Kemalist tayfa’yı anladık, peki sözde muhafazakar çevrelere ne oluyor?
Hangi akıl ile Lozan’ı savunuyorsunuz? İnancımız ve medeniyetimizin üzerinden bir silindir gibi geçen, bütün manevi değerlerimizi alaşağı etmek için her türlü yola başvuran bir zihniyete ve bu zihniyetin mimarlarına nasıl müspet bakarsınız?
Beyler! Unutmayın Lozan, 600 yıllık bir çınar olan Osmanlı mirasının yağmasıdır.
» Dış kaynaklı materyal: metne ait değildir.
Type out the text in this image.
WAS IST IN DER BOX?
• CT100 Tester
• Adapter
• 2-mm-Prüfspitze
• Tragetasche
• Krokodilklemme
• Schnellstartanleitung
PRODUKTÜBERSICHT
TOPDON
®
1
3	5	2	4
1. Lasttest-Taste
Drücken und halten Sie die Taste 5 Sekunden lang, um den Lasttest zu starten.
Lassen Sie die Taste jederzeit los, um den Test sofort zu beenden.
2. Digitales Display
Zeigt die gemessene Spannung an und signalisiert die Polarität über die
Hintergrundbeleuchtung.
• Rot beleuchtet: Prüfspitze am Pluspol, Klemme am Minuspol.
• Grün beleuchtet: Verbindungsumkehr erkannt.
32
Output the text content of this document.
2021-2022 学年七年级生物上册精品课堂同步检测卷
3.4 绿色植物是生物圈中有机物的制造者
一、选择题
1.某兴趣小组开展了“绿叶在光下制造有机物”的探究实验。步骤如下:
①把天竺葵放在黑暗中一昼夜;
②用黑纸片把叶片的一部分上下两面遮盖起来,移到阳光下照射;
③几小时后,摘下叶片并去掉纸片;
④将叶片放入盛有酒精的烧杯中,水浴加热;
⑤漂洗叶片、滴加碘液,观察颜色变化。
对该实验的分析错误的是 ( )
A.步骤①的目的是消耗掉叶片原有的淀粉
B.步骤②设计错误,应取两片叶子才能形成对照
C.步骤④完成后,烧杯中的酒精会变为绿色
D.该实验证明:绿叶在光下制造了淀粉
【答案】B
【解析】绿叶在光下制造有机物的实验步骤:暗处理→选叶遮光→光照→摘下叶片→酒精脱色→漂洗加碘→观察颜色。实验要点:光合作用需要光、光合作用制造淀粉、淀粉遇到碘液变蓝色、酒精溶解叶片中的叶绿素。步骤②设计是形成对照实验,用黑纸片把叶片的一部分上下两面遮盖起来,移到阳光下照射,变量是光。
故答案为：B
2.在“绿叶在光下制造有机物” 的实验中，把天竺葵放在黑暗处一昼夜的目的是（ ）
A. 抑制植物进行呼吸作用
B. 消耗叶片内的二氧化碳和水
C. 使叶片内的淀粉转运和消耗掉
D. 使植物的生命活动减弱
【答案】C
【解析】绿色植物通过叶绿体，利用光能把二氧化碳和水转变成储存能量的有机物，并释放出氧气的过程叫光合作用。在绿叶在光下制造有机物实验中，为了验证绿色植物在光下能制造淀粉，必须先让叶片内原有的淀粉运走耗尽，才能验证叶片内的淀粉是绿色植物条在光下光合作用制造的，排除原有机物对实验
Lozan, “Ümmet anlayışı”nı yıkıp, yerine “Ulus anlayışı”nı yerleştiren sinsi fikir babaların merkezidir.
Lozan’da Emperyalist devletler, bir taş ile bir kaç kuş vurdular. Hem yönümüzü batı’ya verdiler, hem “Ulus devlet” hastalığını aramızda yaydılar hem de mazlum Kürt halkını dört devlet arasında bölüp ileride üzerlerinde hesap yaptılar.
Dolayısıyla Lozan, müslümanlar için bir ihanet ve Ülke için ise bir hezimettir.
Lozan’da neler mi oldu? Kısaca özetlemeye çalışalım.
Lozan ile Musul’dan, Kerkük’ten, Şam’dan ve daha nice beldelerden çıkarıldık.
Lozan ile Ege adalarını İtalyanlara; Kıbrıs, Mısır ve Sudan’ı ise İngilizlere bıraktık.
Lozan ile tarihimizden, kültürümüzden, medeniyetimizden ve inancımızdan koparıldık.
Lozan ile Bin 300 yıllık inanç değerlerimiz bir kenara bırakıldı ve laiklik safsatası ile debelenip durduk.
Evet, Lozan ile onlarca etnik yapının 600 yıl beraber yaşadığı Osmanlı’dan, Ulus Devlet anlayışına sahip, batı(l) hayranı bir zihniyet neşet etti.
Kısacası Lozan ile hem tedrici olarak toplumumuzun zihin dünyası değiştirildi hem de Müslüman halkımızın savaş meydanlarında kazandığını masada bırakıldı.
Zaten Lozan sonrası Türkiye’deki devlet uygulamalarına baktığımızda herşey daha iyi anlaşılıyor. Kim kime neyi nasıl peşkeş çektiğini daha iyi anlıyoruz.
Bütün bunlar gün gibi ortada iken Lozan’ı diplomatik bir zafermiş gibi yâd etmek akıl karı değildir. Dinini, tarihini ve kültürünü yok edip celladına aşık yeni bir neslin inşası için gah kandırdılar gah öldürdüler. Bir şekilde Müslüman toplumumuzu zihin dünyasını değiştirip Batılılaştırdılar.
Evet, eğer hala muhafazakar çevreden birileri “Lozan zaferdir” diyorsa ya yaşananların farkında değildir ya da celladına aşık olan bir zavallıdır.
Eğer Lozan’ı sadece İnönü’nün sözlerinden veya dayatılan resmi tarihlere göre yorumlarsak elbette gerçekleri anlayamayız.
Lozan’ı anlamak için hem gerçek tarihe hem de Türkiye adına Lozan’da imza atanların tarihi uygulamalarına bakmalıyız. Ancak o zaman Lozan’ın gerçek mahiyetini anlarız.